While apparel fibre prices tend to follow similar cycles and trends, for various reasons various apparel fibres at times out perform or underperform the general movement of apparel fibre prices. The under performer this season has been crossbred wool. In contrast the out performer apparel fibre this season has been cotton (view apparel fibres article) with the average merino micron (currently around 19 micron) price falling back in relation to the cotton price.
Fine merino wool however is trading at high premiums to medium/broad merino prices. Figure 1 shows the difference in price (effectively a premium) between categories 2 microns finer and 2 microns broader than the average merino fibre diameter from 1982 to last week, in cents per clean kg. In addition the average merino fibre diameter is overlaid, to show how much the quality of the Australian wool clip has changed during the past four decades.
The average merino fibre diameter was 21.5-22 micron during the 1980s, after which it trended lower to around 2013 before stabilising around 19 micron. This means the difference in price shown in Figure 1 refers to different micron categories depending on the average fibre diameter of the time. While this is not a perfect method it helps avoid the effect of changing supply on price. For example in the late 1980s 17 micron (which is currently some 2 microns finer than the average merino fibre diameter) was at least 4 microns finer than the average merino micron (equivalent to 15 micron now).

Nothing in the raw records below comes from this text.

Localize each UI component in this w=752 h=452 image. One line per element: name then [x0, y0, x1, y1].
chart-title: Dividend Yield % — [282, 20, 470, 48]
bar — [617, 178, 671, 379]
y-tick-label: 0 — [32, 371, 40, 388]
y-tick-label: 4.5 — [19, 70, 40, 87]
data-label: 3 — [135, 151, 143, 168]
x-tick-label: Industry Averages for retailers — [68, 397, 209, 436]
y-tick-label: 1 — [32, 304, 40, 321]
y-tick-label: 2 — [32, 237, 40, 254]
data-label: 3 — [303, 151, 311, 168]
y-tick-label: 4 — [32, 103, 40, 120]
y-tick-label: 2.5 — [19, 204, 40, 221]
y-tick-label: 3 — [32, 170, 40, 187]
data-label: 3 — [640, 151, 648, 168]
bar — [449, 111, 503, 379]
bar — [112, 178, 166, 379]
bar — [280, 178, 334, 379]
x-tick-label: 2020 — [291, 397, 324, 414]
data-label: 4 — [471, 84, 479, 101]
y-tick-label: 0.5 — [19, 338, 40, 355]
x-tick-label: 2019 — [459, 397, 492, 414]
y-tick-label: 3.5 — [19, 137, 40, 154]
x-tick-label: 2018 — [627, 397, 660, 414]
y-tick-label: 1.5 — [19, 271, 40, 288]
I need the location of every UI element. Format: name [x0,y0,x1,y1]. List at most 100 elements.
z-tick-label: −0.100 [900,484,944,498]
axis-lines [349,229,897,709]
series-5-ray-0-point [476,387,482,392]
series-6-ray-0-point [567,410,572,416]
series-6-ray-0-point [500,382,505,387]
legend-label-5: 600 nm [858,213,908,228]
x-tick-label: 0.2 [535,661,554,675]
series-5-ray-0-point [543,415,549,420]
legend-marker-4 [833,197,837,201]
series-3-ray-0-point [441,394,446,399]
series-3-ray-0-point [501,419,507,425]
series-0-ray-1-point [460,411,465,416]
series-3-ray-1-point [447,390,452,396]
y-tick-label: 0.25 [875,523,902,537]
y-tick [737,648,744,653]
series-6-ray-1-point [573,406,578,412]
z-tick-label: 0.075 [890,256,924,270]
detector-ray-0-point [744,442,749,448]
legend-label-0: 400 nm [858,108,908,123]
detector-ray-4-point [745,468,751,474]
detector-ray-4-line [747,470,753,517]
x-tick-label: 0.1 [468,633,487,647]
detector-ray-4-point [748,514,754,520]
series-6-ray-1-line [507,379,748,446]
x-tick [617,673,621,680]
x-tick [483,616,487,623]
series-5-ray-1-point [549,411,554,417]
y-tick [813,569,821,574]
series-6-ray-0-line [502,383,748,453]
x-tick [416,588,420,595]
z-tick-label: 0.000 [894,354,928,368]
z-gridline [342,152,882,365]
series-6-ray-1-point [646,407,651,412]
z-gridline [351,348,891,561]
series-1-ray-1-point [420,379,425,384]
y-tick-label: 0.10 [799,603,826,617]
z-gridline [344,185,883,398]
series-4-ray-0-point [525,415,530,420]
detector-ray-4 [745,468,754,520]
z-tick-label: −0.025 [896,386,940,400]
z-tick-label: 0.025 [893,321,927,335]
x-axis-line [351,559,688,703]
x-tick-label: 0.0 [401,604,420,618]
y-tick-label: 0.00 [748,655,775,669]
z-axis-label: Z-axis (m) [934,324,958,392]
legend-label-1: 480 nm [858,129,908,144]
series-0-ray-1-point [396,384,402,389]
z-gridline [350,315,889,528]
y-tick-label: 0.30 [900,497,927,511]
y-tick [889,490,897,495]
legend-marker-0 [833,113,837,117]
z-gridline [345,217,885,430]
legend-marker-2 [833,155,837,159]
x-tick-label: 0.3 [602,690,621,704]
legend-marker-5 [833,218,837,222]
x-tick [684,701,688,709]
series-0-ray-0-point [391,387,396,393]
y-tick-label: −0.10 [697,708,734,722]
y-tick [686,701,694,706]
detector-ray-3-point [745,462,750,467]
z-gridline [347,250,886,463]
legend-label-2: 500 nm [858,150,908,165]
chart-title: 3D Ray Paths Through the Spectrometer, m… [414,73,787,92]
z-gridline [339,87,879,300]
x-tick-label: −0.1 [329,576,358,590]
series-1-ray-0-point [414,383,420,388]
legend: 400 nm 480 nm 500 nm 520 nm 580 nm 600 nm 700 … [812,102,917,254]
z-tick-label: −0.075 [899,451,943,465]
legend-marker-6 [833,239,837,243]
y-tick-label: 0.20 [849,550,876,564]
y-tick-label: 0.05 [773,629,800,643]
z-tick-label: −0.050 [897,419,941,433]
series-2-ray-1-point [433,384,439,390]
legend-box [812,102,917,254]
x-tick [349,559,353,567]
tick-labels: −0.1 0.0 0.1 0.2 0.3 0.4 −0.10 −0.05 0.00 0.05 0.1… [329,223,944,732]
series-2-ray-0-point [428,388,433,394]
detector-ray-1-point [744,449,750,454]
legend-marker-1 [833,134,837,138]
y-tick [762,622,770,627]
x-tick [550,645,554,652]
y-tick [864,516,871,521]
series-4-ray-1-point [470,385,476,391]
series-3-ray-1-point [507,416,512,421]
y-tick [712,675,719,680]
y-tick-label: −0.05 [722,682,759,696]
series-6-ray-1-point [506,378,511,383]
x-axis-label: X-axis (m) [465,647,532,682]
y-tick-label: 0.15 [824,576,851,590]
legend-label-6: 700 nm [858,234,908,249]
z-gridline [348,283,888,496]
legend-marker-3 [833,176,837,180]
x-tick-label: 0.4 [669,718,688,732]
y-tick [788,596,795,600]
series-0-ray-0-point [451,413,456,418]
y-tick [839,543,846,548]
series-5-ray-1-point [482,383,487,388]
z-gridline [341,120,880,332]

The current premium for 17 versus 21 micron is around 1300 cents, and has been in the 1150-1320 cents range since mid-2021 (seven months). This is a high premium by historical standards. In 1987-88, 2000-01 and 2017-18 the premium remained at high levels for roughly a year, so the current premium cycle, while high, is not yet “old”. Come mid-2022 the cycle will be a year old, with history pointing to the likelihood of lower premiums.
Figure 2 shows the price curve for average merino combing prices by micron for January, split into non-RWS and RWS accredited lots. These two series are separated as RWS prices are significantly higher than non-RWS prices, on average. In Figure 2 the prices for 20.5 through 23 micron are relatively flat, with only 93 cents difference across 2.5 microns. Below 20.5 micron the prices rises steeply, reflecting the high premiums shown in Figure 1. As well prices fall away when the micron becomes broader than 23-23.5 micron.
What does it mean?
Fine merino premiums remain at high levels by historical standards. The question is how long will they remain at these levels. History suggests that after mid-2022 the current cycle of high fine micron premiums will be getting “old” with the implication of the risk of lower premiums.
- Fine merino premiums (as measured by 2 microns either side of the average merino micron – currently 17 versus 21 micron) are close to record levels.
- The premiums have been high since mid-2021. By mid-2022 the cycle will start to be old by historical standards.
- Premiums for merino fleece begin in earnest around 20.5 micron.
- On the broader side the gap between 20.5 and 22 micron is around its long term median but becomes much wider for 22.5 micron and broader.